坂西一良
明24・1・26〜昭21・9・6
| 明44・5 | 陸士卒(23期) |
| 44・12 | 任歩兵少尉・歩兵第10聯隊付 |
| 大3・12 | 任歩兵中尉 |
| 7・11 | 陸大卒(30期) |
| 8・5 | 参本勤務(ドイツ班) |
| 9・8 | 任歩兵大尉・参本部員 |
| 11・2 | 参本付(ドイツ出張) |
| 12・2 | ドイツ大使館付武官補佐官 |
| 15・8 | 任歩兵少佐・陸大教官 |
| 昭4・8 | 参本部員 |
| 5・8 | 任歩兵中佐・教総課員 |
| 6・8 | 陸大教官 |
| 7・2 | ドイツ大使館付武官 |
| 9・3 | 兵本付 |
| 9・8 | 任歩兵大佐・軍事調査部調査班長 |
| 10・4 | 停職 |
| 10・10 | 参本付 |
| 10・12 | 関東軍第1課長 |
| 12・3 | 歩兵第59聯隊長 |
| 13・3 | 参本付 |
| 13・7 | 任少将 |
| 13・9 | 陸大教官 |
| 13・12 | 陸大幹事 |
| 14・12 | 歩兵学校長 |
| 15・11 | ドイツ大使館付武官 |
| 16・1 | 東京発 |
| 16・3 | 任中将 |
| 18・1 | 帰国 |
| 18・1 | 参本付 |
| 18・2 | 第35師団長 |
| 19・4 | 第20軍司令官 |
| 21・9 | 上海で戦病死 |
坂西一良中将は歩兵で陸士23期、陸大30期。

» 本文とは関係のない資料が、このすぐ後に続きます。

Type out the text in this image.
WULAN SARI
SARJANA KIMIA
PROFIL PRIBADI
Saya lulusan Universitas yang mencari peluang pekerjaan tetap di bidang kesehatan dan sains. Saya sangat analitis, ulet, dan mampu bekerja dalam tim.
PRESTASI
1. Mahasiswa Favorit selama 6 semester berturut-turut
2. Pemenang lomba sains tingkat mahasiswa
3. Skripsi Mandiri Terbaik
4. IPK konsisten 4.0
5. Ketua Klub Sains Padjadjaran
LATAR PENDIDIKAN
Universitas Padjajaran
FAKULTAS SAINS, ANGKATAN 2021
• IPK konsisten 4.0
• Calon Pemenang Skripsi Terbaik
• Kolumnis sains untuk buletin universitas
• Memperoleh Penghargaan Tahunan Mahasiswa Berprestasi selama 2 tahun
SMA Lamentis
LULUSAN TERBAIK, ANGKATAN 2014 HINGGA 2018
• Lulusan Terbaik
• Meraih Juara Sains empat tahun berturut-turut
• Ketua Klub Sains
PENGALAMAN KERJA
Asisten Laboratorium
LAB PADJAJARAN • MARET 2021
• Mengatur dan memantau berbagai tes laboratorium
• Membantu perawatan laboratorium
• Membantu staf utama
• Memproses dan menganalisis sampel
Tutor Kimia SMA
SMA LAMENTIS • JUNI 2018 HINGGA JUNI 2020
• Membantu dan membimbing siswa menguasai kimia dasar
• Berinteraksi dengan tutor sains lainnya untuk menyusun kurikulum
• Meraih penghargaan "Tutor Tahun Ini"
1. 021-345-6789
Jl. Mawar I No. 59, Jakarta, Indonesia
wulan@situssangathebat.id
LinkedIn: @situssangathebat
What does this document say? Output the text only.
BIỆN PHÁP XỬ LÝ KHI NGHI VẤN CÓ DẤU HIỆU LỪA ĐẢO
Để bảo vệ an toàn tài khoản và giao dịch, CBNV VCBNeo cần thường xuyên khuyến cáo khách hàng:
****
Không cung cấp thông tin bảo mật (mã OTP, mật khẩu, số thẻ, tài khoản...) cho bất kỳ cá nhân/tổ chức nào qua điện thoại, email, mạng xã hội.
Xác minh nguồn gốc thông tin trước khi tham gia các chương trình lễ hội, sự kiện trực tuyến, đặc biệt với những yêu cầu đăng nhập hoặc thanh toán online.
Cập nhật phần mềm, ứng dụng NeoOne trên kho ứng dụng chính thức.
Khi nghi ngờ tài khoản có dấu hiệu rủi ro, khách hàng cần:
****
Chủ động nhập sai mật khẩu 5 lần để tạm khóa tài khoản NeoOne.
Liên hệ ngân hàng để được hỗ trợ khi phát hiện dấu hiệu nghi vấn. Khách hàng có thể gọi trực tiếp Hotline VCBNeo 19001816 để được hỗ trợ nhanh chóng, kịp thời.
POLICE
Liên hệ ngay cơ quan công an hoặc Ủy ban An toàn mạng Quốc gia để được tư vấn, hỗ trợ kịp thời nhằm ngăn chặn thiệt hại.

軍医稲田清淳の長男として生まれ、 坂西利八郎中将の養嗣子となった。稲田正純は実の弟である。
少佐時代には木曜会に、中佐時代には桜会にも名を連ねたが、軍事調査部調査班長時代に、在郷将官を 侮辱する事件を起こし、6ヶ月の停職処分となった。その後関東軍作戦課長、陸大教官、陸大幹事、 歩兵学校長を歴任。大東亜戦争開戦時にはドイツ駐在武官であったが帰国し、昭和18年2月、第三十五師団長として 北支の治安維持に従事し、19年4月、第二十軍司令官となった。昭和20年1月29日、支那派遣軍は第二十軍に対し芷江作戦を発令した。当面の敵は湯恩伯の第三方面軍であった。 第二十軍は第百十六師団及び二聯隊を基幹とし、沅江以東の地区において当面の敵を撃破し、次いで 芷江の航空基地群を占領する企図の下に、4月中頃宝慶及び東安より西進を開始せるも、4月末洞口南北の既設 陣地附近において攻撃頓挫し、27、8個師団を算する敵の攻勢に会った。坂西軍司令官は尚も強気に攻撃を 続行しようとしたが、支那派遣軍作戦課長西浦進大佐は総参謀長 小林浅三郎中将と謀り、この上は深入りをせずに思い切って作戦を中止 するを可とし、軍司令官岡村寧次大将に具申した。岡村もこれを容れ、5月9日、 支那派遣軍は作戦中止を命じ、第二十軍は戦線を整理、6月上旬宝慶附近に撤収した。 こうして坂西は中支で終戦を迎えたが、翌21年9月、上海で病死した。
実は坂西は沖縄第三十二軍司令官に内定していたが、健康上の理由で日本に帰ってくる事ができず、 彼の代理として、牛島満中将が起用されたという話がある。